7. Social Insurance Number

Let your new hires know that they need to get a social insurance number (SIN) before they can start working at your organization. It is free to obtain one.


  • Send them the Government of Canada’s SIN website and let them know they can choose to apply for a SIN online, via mail, or in person from the nearest Service Canada.

8. Tax

Your new hires may be unaware of the tax forms and the rules & regulations associated with it. Taxes vary from province to province and can get confusing for your new hires.

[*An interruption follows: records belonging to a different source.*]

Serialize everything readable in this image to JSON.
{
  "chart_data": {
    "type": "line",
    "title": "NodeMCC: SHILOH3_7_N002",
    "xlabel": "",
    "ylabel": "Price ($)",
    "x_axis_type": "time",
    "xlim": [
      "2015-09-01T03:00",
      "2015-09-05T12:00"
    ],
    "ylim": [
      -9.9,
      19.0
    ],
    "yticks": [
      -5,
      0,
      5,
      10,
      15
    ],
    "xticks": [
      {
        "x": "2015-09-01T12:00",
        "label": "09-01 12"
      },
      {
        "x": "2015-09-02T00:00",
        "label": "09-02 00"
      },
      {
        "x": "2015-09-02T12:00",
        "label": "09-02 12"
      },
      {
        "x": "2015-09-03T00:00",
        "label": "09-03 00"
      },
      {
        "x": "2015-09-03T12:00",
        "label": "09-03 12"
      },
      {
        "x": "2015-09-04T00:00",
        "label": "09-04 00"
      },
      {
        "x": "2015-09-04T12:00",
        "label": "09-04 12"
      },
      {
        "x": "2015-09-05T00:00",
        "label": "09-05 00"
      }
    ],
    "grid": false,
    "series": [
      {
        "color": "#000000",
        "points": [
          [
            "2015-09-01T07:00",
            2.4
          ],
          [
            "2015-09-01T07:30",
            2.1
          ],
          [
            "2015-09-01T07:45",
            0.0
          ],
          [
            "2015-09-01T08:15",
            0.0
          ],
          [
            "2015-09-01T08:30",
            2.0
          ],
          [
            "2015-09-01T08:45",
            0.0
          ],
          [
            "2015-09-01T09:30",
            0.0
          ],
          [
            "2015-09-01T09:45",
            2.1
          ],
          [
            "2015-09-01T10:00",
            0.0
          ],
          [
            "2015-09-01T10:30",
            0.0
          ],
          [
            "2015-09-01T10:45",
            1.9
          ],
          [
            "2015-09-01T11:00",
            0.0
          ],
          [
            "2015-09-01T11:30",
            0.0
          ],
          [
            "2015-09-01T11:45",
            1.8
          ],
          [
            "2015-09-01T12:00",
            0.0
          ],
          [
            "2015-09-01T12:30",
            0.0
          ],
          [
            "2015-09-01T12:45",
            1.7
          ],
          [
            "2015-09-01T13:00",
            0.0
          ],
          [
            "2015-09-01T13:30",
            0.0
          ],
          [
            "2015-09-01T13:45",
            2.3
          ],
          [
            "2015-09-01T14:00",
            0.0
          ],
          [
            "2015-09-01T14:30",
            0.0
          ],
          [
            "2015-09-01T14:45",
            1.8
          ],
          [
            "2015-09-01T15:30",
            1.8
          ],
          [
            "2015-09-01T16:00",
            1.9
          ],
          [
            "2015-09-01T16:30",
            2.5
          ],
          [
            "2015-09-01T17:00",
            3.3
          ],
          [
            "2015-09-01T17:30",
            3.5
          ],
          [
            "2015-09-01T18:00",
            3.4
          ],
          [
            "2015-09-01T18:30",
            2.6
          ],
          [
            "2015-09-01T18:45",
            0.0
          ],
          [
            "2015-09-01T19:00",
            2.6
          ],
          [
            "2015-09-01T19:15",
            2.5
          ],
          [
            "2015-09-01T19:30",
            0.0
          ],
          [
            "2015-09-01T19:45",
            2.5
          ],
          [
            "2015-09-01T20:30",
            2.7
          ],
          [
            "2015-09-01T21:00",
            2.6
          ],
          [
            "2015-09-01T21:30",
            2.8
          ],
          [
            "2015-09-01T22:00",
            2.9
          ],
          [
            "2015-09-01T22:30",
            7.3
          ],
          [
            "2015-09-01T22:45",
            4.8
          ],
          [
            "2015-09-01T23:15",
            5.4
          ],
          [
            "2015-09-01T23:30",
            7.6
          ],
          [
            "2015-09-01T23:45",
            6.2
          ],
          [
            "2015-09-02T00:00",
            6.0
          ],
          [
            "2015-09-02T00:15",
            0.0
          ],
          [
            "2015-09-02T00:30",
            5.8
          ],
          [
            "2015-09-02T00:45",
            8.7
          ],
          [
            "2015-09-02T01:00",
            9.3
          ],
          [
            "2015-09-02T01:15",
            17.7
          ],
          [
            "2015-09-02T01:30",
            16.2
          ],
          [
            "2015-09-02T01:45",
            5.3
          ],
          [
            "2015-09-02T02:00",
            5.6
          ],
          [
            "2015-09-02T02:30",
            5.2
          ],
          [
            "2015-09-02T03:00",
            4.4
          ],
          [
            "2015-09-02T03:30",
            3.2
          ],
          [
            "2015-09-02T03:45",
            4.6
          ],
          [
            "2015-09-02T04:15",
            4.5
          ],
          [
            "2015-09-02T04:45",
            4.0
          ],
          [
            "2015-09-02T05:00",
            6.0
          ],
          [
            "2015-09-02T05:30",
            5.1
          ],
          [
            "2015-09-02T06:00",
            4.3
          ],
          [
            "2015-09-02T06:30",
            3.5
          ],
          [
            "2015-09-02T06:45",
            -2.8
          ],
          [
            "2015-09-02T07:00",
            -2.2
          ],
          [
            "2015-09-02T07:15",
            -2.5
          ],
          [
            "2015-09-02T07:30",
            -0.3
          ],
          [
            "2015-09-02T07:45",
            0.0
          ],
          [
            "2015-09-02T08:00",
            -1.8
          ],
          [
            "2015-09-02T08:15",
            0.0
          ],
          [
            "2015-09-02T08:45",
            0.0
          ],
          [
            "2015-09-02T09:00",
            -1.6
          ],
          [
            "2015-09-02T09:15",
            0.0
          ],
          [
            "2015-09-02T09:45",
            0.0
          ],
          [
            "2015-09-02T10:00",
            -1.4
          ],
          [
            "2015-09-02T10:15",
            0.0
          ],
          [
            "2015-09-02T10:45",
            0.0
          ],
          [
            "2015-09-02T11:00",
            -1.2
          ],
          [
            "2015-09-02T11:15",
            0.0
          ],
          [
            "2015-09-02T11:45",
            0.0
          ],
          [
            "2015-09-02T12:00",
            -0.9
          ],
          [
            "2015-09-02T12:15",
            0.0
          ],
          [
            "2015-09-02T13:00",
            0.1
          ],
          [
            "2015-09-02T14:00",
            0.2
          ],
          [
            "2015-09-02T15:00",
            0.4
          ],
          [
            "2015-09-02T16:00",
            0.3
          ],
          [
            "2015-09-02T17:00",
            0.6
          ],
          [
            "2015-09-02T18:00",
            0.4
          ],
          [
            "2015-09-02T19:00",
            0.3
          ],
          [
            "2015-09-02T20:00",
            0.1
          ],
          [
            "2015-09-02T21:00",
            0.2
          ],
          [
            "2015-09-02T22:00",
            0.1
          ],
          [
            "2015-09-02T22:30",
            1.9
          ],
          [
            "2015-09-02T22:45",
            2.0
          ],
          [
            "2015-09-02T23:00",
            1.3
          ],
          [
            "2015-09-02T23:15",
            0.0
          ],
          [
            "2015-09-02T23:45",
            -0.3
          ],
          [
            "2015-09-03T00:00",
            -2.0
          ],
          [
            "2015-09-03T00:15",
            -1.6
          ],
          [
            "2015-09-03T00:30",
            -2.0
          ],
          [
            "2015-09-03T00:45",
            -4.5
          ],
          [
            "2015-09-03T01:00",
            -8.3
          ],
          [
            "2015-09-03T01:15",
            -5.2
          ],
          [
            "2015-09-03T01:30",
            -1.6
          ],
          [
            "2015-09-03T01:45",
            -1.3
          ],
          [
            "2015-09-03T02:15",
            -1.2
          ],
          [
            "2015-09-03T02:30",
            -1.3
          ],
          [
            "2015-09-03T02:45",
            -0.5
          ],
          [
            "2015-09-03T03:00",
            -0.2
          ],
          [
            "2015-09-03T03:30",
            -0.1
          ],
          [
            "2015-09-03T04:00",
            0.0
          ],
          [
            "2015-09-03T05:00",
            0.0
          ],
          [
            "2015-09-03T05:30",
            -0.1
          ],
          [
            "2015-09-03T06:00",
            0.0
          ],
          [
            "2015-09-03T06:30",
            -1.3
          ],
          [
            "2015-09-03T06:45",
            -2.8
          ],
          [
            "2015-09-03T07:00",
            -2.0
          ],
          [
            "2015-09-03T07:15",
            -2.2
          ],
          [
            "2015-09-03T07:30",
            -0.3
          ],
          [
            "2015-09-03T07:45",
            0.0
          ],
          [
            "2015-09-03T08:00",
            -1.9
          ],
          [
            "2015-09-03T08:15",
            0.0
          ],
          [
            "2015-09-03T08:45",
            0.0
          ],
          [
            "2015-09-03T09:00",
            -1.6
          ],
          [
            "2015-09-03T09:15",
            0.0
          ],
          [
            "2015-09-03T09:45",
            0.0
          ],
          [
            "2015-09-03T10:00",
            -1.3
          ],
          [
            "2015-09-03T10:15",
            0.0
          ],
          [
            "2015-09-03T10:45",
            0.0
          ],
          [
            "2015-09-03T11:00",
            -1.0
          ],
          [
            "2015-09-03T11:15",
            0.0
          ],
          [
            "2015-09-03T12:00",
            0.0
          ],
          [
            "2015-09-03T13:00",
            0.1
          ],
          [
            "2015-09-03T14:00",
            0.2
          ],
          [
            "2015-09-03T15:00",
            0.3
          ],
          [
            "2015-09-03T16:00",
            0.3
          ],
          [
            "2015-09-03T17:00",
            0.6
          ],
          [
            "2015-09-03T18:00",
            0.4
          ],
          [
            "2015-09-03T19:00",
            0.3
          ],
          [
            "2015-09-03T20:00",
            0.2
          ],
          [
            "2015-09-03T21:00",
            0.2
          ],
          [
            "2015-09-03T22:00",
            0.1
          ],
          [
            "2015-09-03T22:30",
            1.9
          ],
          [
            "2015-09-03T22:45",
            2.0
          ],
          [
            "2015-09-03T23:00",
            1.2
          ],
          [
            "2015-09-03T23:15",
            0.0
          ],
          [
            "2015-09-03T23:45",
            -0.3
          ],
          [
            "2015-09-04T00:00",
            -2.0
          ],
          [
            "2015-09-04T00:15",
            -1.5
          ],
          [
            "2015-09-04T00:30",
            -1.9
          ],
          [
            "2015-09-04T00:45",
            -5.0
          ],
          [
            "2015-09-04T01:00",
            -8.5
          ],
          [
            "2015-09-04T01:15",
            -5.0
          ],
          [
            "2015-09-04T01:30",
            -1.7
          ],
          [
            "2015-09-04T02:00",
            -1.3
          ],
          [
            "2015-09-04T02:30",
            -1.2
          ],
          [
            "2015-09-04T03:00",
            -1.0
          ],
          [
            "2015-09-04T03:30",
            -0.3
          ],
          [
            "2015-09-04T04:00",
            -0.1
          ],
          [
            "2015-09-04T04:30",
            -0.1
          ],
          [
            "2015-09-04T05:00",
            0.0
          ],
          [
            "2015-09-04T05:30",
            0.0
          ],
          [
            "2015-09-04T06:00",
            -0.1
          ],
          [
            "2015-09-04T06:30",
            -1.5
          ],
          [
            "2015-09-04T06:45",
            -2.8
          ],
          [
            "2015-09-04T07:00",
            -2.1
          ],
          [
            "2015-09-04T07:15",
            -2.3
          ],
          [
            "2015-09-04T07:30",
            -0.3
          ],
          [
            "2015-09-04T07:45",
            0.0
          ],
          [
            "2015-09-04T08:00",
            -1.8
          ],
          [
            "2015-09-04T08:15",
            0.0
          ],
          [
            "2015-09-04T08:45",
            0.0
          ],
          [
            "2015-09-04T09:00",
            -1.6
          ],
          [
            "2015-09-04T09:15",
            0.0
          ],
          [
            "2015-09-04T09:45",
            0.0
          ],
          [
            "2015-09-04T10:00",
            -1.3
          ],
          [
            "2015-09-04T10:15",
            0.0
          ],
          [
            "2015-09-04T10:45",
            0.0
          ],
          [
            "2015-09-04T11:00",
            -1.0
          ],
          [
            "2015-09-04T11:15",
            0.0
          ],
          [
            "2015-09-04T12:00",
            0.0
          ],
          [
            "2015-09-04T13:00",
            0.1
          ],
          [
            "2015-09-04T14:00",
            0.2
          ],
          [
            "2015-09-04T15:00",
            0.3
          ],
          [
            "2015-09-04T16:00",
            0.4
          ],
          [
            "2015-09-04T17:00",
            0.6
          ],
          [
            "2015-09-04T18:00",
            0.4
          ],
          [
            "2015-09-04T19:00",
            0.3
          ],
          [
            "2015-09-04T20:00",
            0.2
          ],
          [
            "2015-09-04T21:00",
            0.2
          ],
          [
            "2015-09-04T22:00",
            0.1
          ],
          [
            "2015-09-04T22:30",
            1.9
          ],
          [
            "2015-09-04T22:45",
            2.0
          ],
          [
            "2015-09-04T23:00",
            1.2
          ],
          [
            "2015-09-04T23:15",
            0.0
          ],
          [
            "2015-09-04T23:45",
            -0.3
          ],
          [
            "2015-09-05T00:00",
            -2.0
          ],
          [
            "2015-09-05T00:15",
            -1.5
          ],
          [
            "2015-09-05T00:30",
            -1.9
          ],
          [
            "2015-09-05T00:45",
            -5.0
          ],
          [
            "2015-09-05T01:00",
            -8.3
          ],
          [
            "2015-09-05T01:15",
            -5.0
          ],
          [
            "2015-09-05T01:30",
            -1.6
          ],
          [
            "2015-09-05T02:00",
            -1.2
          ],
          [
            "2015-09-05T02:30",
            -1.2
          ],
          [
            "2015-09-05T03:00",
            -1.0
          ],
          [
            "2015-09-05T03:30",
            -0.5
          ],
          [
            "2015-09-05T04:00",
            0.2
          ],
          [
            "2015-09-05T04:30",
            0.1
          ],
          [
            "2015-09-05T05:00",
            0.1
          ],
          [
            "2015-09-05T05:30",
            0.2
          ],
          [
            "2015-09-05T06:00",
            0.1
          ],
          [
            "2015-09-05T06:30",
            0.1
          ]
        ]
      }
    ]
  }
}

  • Schedule a meeting with your expat employees and a HR or legal representative at your company to guide your new hires on how to fill out tax forms.
  • Your HR or legal representative can also give an overview of the rules and regulations during this time.
  • Depending on your expats personal situation, consulting an international tax lawyer would be helpful.

9. Housing & Food

Finding accommodations is one of the most difficult aspects of moving to a new country. Your new hires may stay at an Airbnb while they house hunt, but you can make it easier for them with resources & local direction. The same goes for getting food from grocery chains.


  • Send them a list of reliable websites for finding more permanent accommodations such as Kijji, Rentals.ca, Craigslist, or even Facebook Marketplace!
  • Do give them a disclaimer because there are a LOT of scammers out there.
  • Send them a list of websites where they can order groceries from such as Walmart, Cornershop by Uber, etc.

10. Tipping Culture

The tipping culture in Canada may come as a shock to expats, especially the ones from Europe. You may want to let your new hires know that it’s customary to tip for any services in Canada.


  • Let your new hires know that they tip 15% to 30% on top of the final bill depending on the location, service, and overall enjoyment of the experience.

It doesn't end there

While these 10 factors can definitely make things easier for your expat hires, it’s really just scratching the surface.

You may want to host a pre-arrival webinar or a meeting with your new hire(s) to go over cultural practices and day-to-day habits in Canada. This webinar can cover topics such as transportation, driver’s license, differences between GST/HST, the difference on the final bill from price tags, gestures of politeness, and so on.